Like "America first".
great:
(none)
good / good-ish:
get out (the best)
okja (sorta interesting)
life (meh)
brad's status (heavily mediocre but i liked it)
dunkirk (mixed bag)
bearable:
suntan (mixed, good first half)
atomic blonde (bearably annoying)
personal shopper (don't remember, mostly ok)
unbearable:
the amazing female (no)
alien the lost ark (just no)
spiderman something something (no no)
justice superhero something (no god no)
didn't see:
wars of the blade monkeys (don't care)
To say something else, I'm wondering over the criterion people use to decide which movies to see? There seem to be quite a few people complaining about a lack of good movies who haven't seen some of the ones I have. Some of most interesting ones I saw where chosen by my wife.
2.) Finn not being allowed to kill himself by flying into the super-weapon. Again, a brash move that is seen in all movies, that would have essentially served no purpose here. And Rose (here is the teaching moment again) Finn that he is better off to the Rebellion alive than dead.
3.) Leia NOT dying in the blast. That was exactly what I thought would happen. I also expected Kylo Ren to do it. Turns out the little bastard is more conflicted than that, able to make that move against his father but not his mother. Or maybe Leia reached out with the Force and prevented it. Who knows?? As for her flying through space, I would argue it isn't flying and it's floating, and while that scene was a few seconds too long, in the world of Star Wars, it doesn't strike me as all that egregious.

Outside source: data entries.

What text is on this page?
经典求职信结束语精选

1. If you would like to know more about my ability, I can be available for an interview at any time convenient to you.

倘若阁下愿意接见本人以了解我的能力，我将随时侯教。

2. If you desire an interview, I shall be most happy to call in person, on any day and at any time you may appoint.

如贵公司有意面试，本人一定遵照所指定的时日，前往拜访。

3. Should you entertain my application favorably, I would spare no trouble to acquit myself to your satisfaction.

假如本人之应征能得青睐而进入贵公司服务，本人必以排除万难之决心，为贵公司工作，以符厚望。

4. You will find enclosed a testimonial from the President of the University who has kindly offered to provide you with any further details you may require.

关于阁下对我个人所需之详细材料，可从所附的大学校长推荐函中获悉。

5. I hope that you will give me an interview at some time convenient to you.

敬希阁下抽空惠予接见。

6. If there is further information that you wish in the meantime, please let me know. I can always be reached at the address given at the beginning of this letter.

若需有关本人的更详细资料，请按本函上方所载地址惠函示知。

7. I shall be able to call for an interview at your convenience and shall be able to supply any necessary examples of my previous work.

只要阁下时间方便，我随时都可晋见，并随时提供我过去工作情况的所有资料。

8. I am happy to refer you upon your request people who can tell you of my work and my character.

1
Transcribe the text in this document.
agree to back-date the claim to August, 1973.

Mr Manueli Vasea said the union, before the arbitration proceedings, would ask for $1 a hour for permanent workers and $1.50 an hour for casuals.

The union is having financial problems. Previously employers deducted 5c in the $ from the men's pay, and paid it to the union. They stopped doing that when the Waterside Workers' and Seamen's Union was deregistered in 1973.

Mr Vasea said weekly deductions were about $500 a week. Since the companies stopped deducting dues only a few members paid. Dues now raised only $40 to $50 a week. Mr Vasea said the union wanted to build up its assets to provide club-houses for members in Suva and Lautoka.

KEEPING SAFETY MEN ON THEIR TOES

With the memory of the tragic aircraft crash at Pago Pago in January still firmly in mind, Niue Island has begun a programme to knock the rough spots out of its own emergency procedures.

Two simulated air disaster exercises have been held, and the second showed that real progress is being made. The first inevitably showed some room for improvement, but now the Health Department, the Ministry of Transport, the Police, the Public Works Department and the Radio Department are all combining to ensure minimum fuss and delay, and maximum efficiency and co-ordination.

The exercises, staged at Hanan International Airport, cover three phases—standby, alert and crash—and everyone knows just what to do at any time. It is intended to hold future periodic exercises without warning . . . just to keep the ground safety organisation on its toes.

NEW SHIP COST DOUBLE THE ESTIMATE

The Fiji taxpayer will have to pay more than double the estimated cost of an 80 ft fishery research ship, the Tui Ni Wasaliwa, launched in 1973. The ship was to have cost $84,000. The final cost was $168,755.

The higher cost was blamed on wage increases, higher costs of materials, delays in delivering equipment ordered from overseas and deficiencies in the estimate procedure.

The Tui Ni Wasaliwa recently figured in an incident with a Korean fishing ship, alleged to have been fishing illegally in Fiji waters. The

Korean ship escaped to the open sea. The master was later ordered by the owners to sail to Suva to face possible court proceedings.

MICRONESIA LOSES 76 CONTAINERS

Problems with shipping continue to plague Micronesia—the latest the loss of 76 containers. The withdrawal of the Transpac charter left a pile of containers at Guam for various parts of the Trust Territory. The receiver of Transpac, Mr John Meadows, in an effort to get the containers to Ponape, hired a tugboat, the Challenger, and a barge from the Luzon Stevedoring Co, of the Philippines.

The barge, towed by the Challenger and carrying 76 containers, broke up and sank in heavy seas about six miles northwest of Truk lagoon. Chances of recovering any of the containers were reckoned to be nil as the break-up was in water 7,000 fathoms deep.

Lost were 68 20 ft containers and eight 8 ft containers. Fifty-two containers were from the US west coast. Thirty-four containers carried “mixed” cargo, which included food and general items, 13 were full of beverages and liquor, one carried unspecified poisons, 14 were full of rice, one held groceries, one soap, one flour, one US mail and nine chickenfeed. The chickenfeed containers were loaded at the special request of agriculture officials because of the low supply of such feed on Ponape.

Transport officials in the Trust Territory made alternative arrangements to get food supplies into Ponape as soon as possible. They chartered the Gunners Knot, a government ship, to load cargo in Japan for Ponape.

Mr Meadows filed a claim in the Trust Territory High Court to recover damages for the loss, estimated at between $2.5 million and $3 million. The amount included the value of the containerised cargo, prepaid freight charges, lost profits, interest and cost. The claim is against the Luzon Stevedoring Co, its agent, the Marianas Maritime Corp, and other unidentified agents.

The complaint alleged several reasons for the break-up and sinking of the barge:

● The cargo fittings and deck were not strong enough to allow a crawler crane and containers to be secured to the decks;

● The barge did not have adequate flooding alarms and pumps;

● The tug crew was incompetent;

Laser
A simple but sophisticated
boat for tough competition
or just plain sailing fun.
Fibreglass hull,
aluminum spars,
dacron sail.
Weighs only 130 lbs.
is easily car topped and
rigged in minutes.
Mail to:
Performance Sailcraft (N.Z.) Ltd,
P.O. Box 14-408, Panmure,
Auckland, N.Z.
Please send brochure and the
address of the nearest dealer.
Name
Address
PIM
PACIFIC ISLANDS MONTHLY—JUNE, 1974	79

4.) Snoke being killed. This is really the big one. And the most surprising. Simply for the fact that Andy Serkis was KILLING it in his scenes. So on one hand, I would have loved to have seen him play the character more. Same can be argued of Boba and Jango Fett and Darth Maul. But his death was a genuine shock, and totally destroys this whole Master/Apprentice dynamic (at least for the time being). Kylo Ren knew Snoke saw him as weak, was quite frankly pissed at him, and decided he wanted the power of the First Order for himself.
5.) Rey's parentage being......nothing. I can't think of anything that would have been more boring, predictable or cliche than Rey being the daughter of Luke, or Obi-Wan, or whoever. It turns out, her parents were nobodies who sold her for pocket change. The reason this is important is that it now establishes you don't have to be of the royal Skywalker blood-line to be a hero. This is also reinforced by the very beautiful final scene of one of the slave kids on the casino planet (a direct result of the excusion alot of people claim has no point).
6.) Luke projecting himself to the fight. Looking back, I should have predicted this as it was happening, but when you are caught up in the moment, you don't see the little details. What a swerve, and while many will claim "Jedi can't do that", they apparently can, but at great, great cost, as Luke dies as a result of the toll it takes physically. Staring at two suns. Perfect.
All in all, I think the cameo by a long-time favorite character sums up the movie best. Failure is the greatest teacher. It's a running theme throughout the film. That and deconstruction of the myth, and expectations. Which some people are naturally going to be upset about.
And that because you didn't like it you searched for confirmation of your opinion?
20yo when it came out.
Went to see it in Leicester Square at a massive 5,000 seat cinema, (always went "up West" for the blockbusting films) the first week it came out.
And then with friends again the following week, and then with anybody who hadn't seen it yet, the following weeks.
Was always full, you could hear the audience reaction to the revelations, people laughed where they were meant to and sat in tense silence when it mattered. And pretty much sat there at the end not wanting to believe it had ended.
This one, you could hear the audience laughing, but not at the "jokes", and the sounds of disbelief as they watched it. And as we walked out, heard the remarks and they were hardly positive. The children liked it I suppose, but the child sitting next to me was bored and fidgeting.